Fatih Akin’s The Edge of Heaven is a morally and psychologically complex tale on human nature – the inherent fallibility in human character, and his futile attempts at reconciling with his life and love. Given that Akin is of Turkish origin, but was born and brought up in Germany, political and cultural diasporas of both the countries form the perfect setting for the rich, temporally fractured tale of three sets of unconnected parent-child pairs brought together through subtle interventions of ‘fate’ – a short-tempered hard-drinking Turkish immigrant and his quiet, educated professor-son; a prostitute living on the streets of Hamburg and her anarchist daughter who’s part of a radical political outfit in Turkey; and, a disapproving German lady and her rebellious daughter. Coincidence plays a strong role as the six fiercely independent yet lonely individuals (incidentally or accidentally) embark a tragic collision course through the vicious cycle of love, loss and their various repercussions. Continuing on the theme of death and bereavement, the emotionally charged movie is gritty like Head-On (though certainly not as much), with an elegiac tone that is deeply affecting. The acting, it ought to be mentioned, is very good without ever being flashy or spectacular.








Director: Fatih Akin
Genre: Drama/Psychological Drama/Political Drama/Ensemble Film
Language: Turkish/German
Country: Turkey/Germany

8 comments:

Just Another Film Buff said...

Ah Yes. And a marvelous ending. No one felt like leaving the theatre even after the credits rolled on...

Shubhajit said...

Yes, I'm completely with you on this. A fine movie indeed. Thanks for stopping by.

Kogi Kaishakunin said...

I loved the way the film showed the disparate cultures living in Turkey meeting and clashing...
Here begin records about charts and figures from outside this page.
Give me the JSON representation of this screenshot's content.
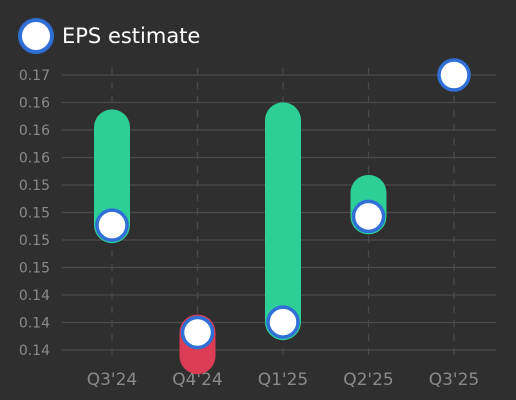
{
  "legend": {
    "label": "EPS estimate"
  },
  "colors": {
    "background": "#2f2f2f",
    "grid": "#4a4a4a",
    "tick_text": "#8a8a8a",
    "beat": "#2ecf96",
    "miss": "#dc3c55",
    "marker_fill": "#ffffff",
    "marker_stroke": "#2f6fd6"
  },
  "chart_data": {
    "type": "scatter",
    "title": "",
    "xlabel": "",
    "ylabel": "",
    "categories": [
      "Q3'24",
      "Q4'24",
      "Q1'25",
      "Q2'25",
      "Q3'25"
    ],
    "y_tick_labels": [
      "0.14",
      "0.14",
      "0.14",
      "0.15",
      "0.15",
      "0.15",
      "0.15",
      "0.16",
      "0.16",
      "0.16",
      "0.17"
    ],
    "ylim": [
      0.137,
      0.173
    ],
    "grid": true,
    "legend_position": "top-left",
    "series": [
      {
        "name": "EPS estimate",
        "values": [
          0.1528,
          0.1405,
          0.1417,
          0.1538,
          0.17
        ]
      }
    ],
    "actual_range_bars": [
      {
        "category": "Q3'24",
        "from": 0.1528,
        "to": 0.164,
        "result": "beat"
      },
      {
        "category": "Q4'24",
        "from": 0.1405,
        "to": 0.1378,
        "result": "miss"
      },
      {
        "category": "Q1'25",
        "from": 0.1417,
        "to": 0.1648,
        "result": "beat"
      },
      {
        "category": "Q2'25",
        "from": 0.1538,
        "to": 0.1565,
        "result": "beat"
      }
    ]
  }
}
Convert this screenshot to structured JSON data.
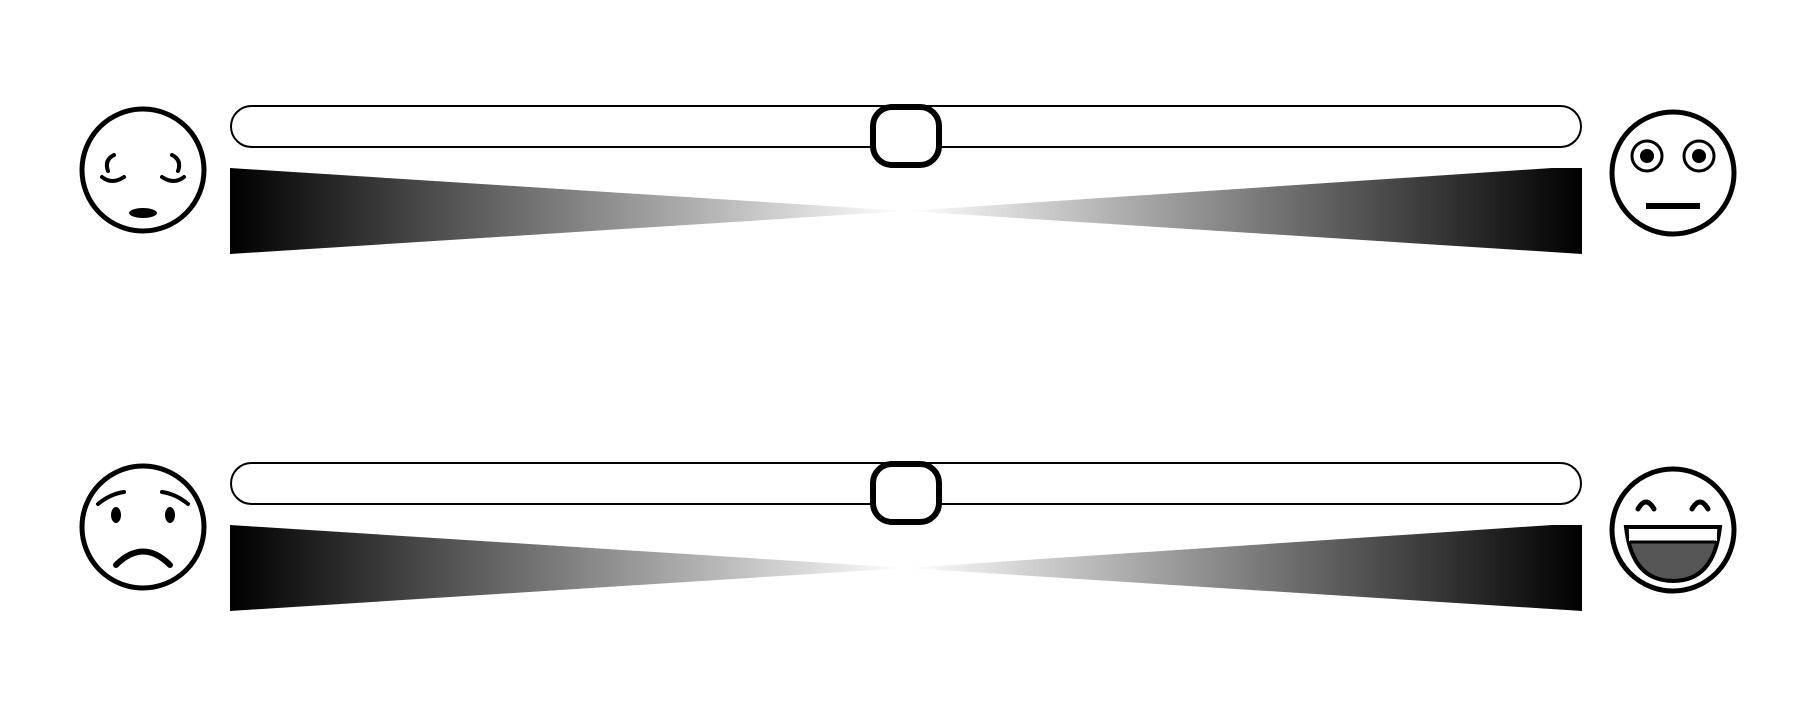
{
  "scales": [
    {
      "left_anchor_icon": "relaxed-face-icon",
      "right_anchor_icon": "alert-wide-eyed-face-icon",
      "value": 0.5
    },
    {
      "left_anchor_icon": "sad-face-icon",
      "right_anchor_icon": "laughing-face-icon",
      "value": 0.5
    }
  ],
  "colors": {
    "stroke": "#000000",
    "background": "#ffffff",
    "mouth_fill": "#555555"
  }
}
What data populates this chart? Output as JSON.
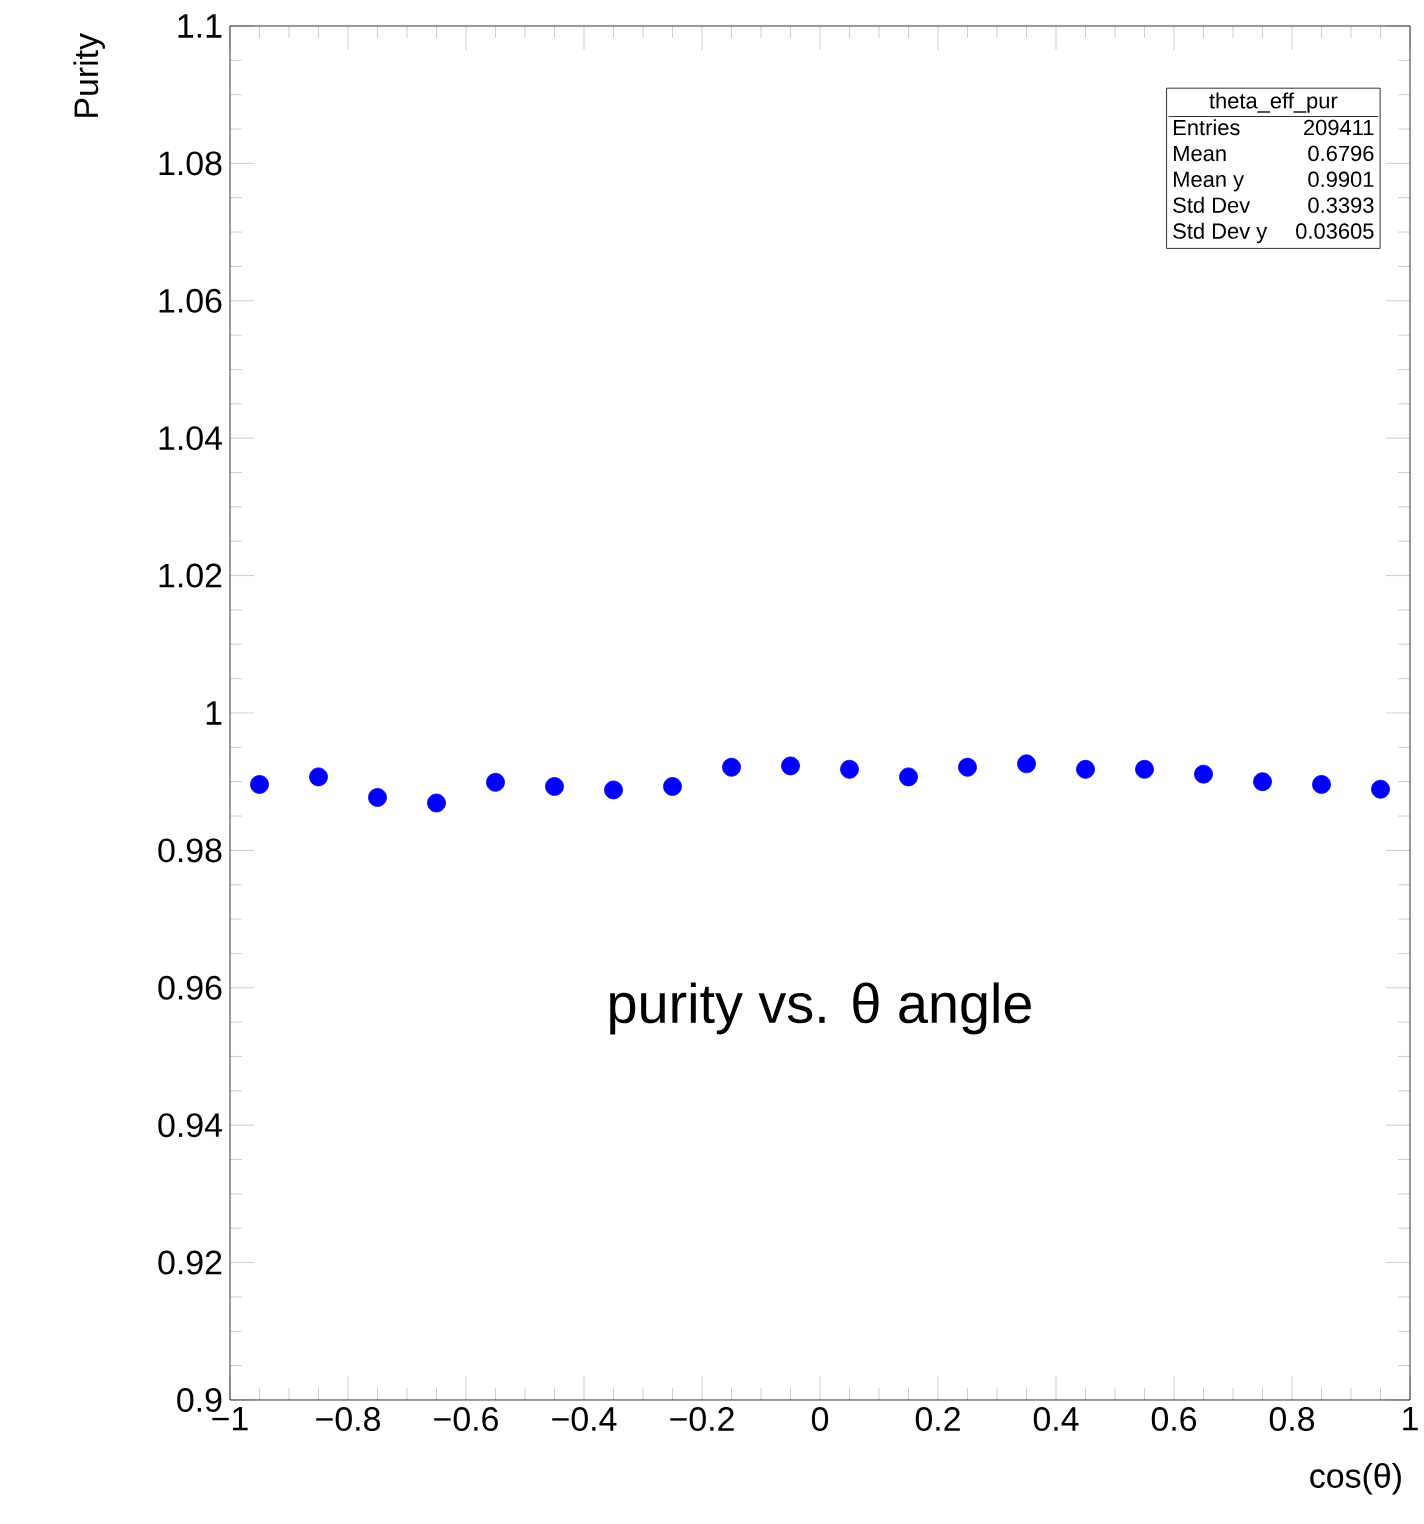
{
  "chart_data": {
    "type": "scatter",
    "xlabel": "cos(θ)",
    "ylabel": "Purity",
    "annotations": [
      "theta_eff_pur",
      "Entries",
      "209411",
      "Mean",
      "0.6796",
      "Mean y",
      "0.9901",
      "Std Dev",
      "0.3393",
      "Std Dev y",
      "0.03605",
      "purity vs. θ angle"
    ],
    "x": [
      -0.95,
      -0.85,
      -0.75,
      -0.65,
      -0.55,
      -0.45,
      -0.35,
      -0.25,
      -0.15,
      -0.05,
      0.05,
      0.15,
      0.25,
      0.35,
      0.45,
      0.55,
      0.65,
      0.75,
      0.85,
      0.95
    ],
    "series": [
      {
        "color": "#0000ff",
        "values": [
          0.9896,
          0.9907,
          0.9877,
          0.9869,
          0.9899,
          0.9893,
          0.9888,
          0.9893,
          0.9921,
          0.9923,
          0.9918,
          0.9907,
          0.9921,
          0.9926,
          0.9918,
          0.9918,
          0.9911,
          0.99,
          0.9896,
          0.9889
        ]
      }
    ],
    "marker": "circle",
    "xlim": [
      -1,
      1
    ],
    "ylim": [
      0.9,
      1.1
    ],
    "xticks": [
      {
        "value": -1,
        "label": "−1"
      },
      {
        "value": -0.8,
        "label": "−0.8"
      },
      {
        "value": -0.6,
        "label": "−0.6"
      },
      {
        "value": -0.4,
        "label": "−0.4"
      },
      {
        "value": -0.2,
        "label": "−0.2"
      },
      0,
      0.2,
      0.4,
      0.6,
      0.8,
      1
    ],
    "yticks": [
      0.9,
      0.92,
      0.94,
      0.96,
      0.98,
      1,
      1.02,
      1.04,
      1.06,
      1.08,
      1.1
    ]
  }
}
http://negativeslens.blogspot.com/2009/06/edge-of-heaven.html

Shubhajit said...

Thanks man for sharing your review of the movie. Yeah, clash of disparate cultures forms an important part of the movie.

Alex DeLarge said...

Made my Top Ten list last year: we have very similiar tastes in film:) Great write-up once again.

The film veered towards melodrama but knew when to pull back from the brink, and the performances were powerful. I have this reviewed on my blog too.

Shubhajit said...

Thanks a lot Alex for your kind words. I follow your blog very regularly, and to think that we have very similar tastes - that feels great indeed :)

I just read your review of the movie, and loved it.

Daniel Getahun said...

Great capsule on this one, though I have to admit I didn't enjoy it as much as I would have hoped due to the credibility of all the coincidences. I know this is part of Akin's brand (as well as other German directors, namely Tom Tykwer), but for whatever reason logic was stretched too thin for me in this one. Still, I named Nurgül Yeşilçay as easily one of the most overlooked performances of last year.

Looking forward to Akin's next film, I believe due out this year.

Shubhajit said...

Thanks a lot again, Daniel, for stopping by and sharing your views.

Reading your views I realise this might be the kind of movie that doesn't necessarily generate overwhelming praise from all its viewers. And that's good, I guess, cos that might start lively discussions.